Сейчас мы молчали, потому что на площадке было еще несколько человек. Я взял ее под руку и стал вооб­ражать, что еду с ней в любовное путешествие далеко-далеко, туда, где не будет ни облав, ни комендантского часа, ни лагерей военнопленных с незадачливыми пору­чниками. Однако мне недолго довелось мечтать: перед мостом Кербедзя послышался вой сирены и нас обогнал мчавшийся на полных парах открытый жандармский грузовик «Uberfallkommando» с установленным по­среди платформы станковым пулеметом и кучей жан­дармов вокруг него. Парни из Мекленбурга или Шва­бии мчались на вечерний обмолот. Мы вышли на Кра­ковском Предместье, потому что трамвай сворачивал на Медовую.

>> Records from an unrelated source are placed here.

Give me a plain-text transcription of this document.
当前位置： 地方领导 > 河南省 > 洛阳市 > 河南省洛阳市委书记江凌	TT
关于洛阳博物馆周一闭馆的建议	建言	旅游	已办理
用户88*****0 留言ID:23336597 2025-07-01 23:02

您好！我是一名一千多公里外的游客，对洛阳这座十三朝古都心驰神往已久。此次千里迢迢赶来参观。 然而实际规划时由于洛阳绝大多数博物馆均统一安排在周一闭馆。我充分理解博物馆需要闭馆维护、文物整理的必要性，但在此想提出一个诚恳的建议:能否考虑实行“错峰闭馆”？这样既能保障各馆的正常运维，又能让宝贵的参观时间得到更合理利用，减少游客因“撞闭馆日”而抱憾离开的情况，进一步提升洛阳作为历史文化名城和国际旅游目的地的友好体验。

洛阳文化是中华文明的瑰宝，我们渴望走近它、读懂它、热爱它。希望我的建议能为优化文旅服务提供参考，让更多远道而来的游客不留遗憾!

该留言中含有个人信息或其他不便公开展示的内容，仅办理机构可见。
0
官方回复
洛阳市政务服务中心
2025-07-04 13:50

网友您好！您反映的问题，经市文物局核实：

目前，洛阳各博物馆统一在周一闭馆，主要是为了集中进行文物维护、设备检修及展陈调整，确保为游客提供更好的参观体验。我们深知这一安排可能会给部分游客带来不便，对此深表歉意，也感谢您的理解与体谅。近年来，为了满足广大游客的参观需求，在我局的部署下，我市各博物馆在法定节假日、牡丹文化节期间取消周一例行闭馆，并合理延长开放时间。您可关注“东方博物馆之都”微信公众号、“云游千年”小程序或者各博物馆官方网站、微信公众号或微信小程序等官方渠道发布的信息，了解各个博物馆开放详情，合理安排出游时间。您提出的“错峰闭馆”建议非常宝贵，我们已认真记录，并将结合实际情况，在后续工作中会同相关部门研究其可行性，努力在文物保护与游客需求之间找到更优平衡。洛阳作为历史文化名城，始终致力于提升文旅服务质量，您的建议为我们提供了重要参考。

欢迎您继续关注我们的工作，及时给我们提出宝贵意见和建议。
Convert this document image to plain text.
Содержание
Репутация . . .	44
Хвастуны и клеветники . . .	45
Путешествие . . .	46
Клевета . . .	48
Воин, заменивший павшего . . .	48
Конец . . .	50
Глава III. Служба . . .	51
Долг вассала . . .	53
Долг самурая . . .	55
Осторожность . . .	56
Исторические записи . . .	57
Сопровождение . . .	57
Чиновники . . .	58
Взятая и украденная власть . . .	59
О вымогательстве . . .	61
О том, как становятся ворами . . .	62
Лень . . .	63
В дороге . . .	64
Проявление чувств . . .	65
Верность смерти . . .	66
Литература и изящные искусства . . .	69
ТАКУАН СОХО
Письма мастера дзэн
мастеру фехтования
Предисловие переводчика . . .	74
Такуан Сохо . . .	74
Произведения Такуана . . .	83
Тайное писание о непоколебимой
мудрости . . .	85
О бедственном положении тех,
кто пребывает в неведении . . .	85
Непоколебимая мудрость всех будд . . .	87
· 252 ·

— У меня для тебя известие от Густава,— сказала наконец Тереза.— Записку я прочла и уничтожила. Аль­бина привезли на Шуха и начали допрашивать. Рация была при нем.

— Кто выдал?

— Еще неизвестно. Когда его перевезут в Павяк, там с ним смогут поговорить наши.

— Если он будет способен разговаривать,— мрачно уточнил я.

Мы замолчали. Итак, произошло самое худшее. Мы подходили к Трембацкой. Как всегда, на углу, у пивной «Zur Hütte», толпились и шумели возбужденные пи­вом «гемайны», а рядом на Козьей улице стояла боль­шая очередь в солдатский публичный дом. Странно бы­ло, что никто до сих пор не бросил сюда хотя бы гра­наты.

— Знаешь, что с ним сейчас происходит? — прошеп­тала Тереза.

Я почувствовал, как дрожит ее тело. Она любила Альбина, как и все, кто его знал. Он был нежным и обаятельным, не таким, как другие: не отпускал глупых шуточек, не употреблял вульгарных словечек и всегда как-то рассеянно озирался. Сблизиться с ним было трудно, хотя он и не был замкнутым.

— А он не писал стихов? — спросил я.

— Наверное, писал,— ответила Тереза.— Но Кри­стина к стихам совершенно равнодушна.

— Чем же она его так покорила?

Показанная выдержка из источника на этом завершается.